Die alpinen Landschaften sowie ihre Abgründe und (Gletscher‑)Spalten, die Schnee Weiß im intertextuellen Rückgriff auf Tragödie und Satyrspiel entwirft, evozieren einen spezifischen Gestus der (An‑)Klage, der Jelineks Texten grundsätzlich immanent ist. »Berge sind bei Elfriede Jelinek stets Leichenberge«, hat Wolfgang Straub angemerkt.47 Sie verweisen auf die Hybris des Menschen und gemahnen an die Verdrängung der Verantwortung für den Genozid an Jüdinnen und Juden im Kontext des Nationalsozialismus.

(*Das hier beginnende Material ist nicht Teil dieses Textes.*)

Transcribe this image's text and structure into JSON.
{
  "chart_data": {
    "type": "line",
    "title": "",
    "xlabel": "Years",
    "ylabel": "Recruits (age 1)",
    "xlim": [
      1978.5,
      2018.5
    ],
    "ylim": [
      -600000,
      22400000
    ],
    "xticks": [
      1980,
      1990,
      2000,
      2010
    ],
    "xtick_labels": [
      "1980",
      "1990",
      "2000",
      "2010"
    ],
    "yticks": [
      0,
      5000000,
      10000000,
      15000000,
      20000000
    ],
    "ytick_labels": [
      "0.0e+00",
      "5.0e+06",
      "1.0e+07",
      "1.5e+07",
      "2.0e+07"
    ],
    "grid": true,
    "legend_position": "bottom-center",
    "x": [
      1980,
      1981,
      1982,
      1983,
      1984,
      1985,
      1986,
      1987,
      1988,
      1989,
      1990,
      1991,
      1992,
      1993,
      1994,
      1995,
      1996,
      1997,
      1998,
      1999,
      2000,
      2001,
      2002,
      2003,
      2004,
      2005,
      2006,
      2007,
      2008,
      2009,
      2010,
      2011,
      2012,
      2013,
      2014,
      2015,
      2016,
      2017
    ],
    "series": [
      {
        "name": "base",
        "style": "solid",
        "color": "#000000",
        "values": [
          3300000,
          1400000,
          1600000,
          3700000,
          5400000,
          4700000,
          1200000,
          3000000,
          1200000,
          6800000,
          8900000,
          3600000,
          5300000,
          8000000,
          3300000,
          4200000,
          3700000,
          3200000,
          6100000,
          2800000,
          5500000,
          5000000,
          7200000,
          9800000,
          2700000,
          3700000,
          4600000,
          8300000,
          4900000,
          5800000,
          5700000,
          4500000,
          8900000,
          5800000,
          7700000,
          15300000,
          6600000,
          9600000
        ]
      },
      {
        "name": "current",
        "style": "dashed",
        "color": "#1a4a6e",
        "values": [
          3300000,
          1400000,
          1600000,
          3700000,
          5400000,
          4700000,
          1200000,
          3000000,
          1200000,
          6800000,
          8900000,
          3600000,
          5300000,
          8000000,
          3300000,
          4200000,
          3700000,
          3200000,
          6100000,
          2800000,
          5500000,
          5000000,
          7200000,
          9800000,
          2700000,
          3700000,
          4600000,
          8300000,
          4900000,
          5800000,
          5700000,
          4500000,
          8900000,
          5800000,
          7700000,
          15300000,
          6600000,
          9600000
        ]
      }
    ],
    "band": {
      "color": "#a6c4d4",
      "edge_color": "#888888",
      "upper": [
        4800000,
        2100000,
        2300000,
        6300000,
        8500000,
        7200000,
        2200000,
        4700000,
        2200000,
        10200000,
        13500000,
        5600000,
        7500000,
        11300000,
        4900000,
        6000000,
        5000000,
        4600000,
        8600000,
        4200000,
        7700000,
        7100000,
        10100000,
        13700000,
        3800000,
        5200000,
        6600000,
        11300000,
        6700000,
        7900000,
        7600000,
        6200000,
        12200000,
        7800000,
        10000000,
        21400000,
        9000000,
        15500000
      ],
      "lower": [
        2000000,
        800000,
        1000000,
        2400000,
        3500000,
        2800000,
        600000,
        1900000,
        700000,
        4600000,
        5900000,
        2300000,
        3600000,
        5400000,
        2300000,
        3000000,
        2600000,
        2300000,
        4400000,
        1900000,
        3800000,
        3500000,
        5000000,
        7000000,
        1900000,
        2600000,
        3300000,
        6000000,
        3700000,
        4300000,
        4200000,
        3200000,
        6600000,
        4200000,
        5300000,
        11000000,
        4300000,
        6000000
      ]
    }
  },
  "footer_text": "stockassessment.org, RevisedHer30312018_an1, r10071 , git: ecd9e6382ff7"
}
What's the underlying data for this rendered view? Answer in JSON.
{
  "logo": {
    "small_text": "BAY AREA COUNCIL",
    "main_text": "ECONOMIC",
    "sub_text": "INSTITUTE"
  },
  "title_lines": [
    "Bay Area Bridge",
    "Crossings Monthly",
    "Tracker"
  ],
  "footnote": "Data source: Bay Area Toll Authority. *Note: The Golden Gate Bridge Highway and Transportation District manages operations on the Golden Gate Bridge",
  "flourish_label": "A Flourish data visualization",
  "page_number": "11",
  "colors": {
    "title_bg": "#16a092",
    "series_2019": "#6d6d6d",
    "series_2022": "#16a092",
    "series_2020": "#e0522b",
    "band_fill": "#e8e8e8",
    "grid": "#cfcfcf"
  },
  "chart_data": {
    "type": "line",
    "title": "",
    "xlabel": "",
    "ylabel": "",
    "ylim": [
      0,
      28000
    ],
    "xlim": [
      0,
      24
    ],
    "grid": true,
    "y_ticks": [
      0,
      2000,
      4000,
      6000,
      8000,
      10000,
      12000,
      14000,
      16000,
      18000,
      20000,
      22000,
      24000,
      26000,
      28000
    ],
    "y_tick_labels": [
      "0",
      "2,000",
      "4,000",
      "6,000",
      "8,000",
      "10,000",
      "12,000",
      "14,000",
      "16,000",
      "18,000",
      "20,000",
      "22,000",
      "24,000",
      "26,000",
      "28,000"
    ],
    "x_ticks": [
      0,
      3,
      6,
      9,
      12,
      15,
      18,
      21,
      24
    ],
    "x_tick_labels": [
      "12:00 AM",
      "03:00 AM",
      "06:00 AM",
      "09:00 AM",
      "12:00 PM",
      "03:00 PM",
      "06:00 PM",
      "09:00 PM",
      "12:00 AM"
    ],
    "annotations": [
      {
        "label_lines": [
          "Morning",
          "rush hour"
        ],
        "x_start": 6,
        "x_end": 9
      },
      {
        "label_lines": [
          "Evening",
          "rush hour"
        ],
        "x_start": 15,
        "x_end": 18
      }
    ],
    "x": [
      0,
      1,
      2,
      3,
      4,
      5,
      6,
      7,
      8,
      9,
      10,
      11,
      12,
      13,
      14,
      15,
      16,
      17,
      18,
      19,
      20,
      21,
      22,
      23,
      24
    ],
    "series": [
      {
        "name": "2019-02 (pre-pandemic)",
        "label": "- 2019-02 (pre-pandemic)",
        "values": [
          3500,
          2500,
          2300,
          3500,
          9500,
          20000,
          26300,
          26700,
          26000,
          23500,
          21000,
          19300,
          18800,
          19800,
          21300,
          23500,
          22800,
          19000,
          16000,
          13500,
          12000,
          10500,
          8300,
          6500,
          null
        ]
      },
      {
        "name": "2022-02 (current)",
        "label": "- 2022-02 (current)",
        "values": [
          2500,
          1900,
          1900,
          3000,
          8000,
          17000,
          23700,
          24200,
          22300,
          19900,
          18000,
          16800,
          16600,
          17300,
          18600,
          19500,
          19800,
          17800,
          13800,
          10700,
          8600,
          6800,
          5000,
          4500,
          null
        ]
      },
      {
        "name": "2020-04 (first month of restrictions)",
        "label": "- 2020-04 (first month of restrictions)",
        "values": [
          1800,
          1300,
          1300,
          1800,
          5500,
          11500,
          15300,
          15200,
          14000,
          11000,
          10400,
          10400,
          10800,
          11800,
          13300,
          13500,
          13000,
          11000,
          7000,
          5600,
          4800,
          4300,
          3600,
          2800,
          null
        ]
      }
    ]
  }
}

Besonders eindrücklich zeigt sich dieses politisch‐poetologische Verfahren in In den Alpen (2002). Dieser Theatertext entstand als Antwort auf die größte menschengemachte Misere, die sich in Österreich nach dem Zweiten Weltkrieg ereignet hat – das Seilbahnunglück von Kaprun. Auslöser dieser Katastrophe, bei der 155 Menschen ums Leben kamen, war ein für Fahrzeuge nicht zugelassener Heizlüfter, der in den Führerstand der Kabine eingebaut worden war und dort Feuer fing. Die Kaminwirkung im Tunnel fachte den Brand weiter an und verbreitete die giftigen Rauchgase in Windeseile. Der Umstand, dass die Kabine über keine aus dem Inneren zu öffnenden Notausgänge verfügte, trug zum verheerenden Verlauf des Unglücks bei. Diese Kausalkette war Gegenstand eines Strafprozesses, bei dem 16 Beschuldigte – darunter auch die Geschäftsführung der Gletscherbahnen Kaprun AG – vorgeladen waren. Die Anklage lautete auf fahrlässiges Herbeiführen einer Feuersbrunst und auf fahrlässige Gemeingefährdung.48 Zur Empörung der hinterbliebenen Angehörigen aber wurden alle Angeklagten freigesprochen.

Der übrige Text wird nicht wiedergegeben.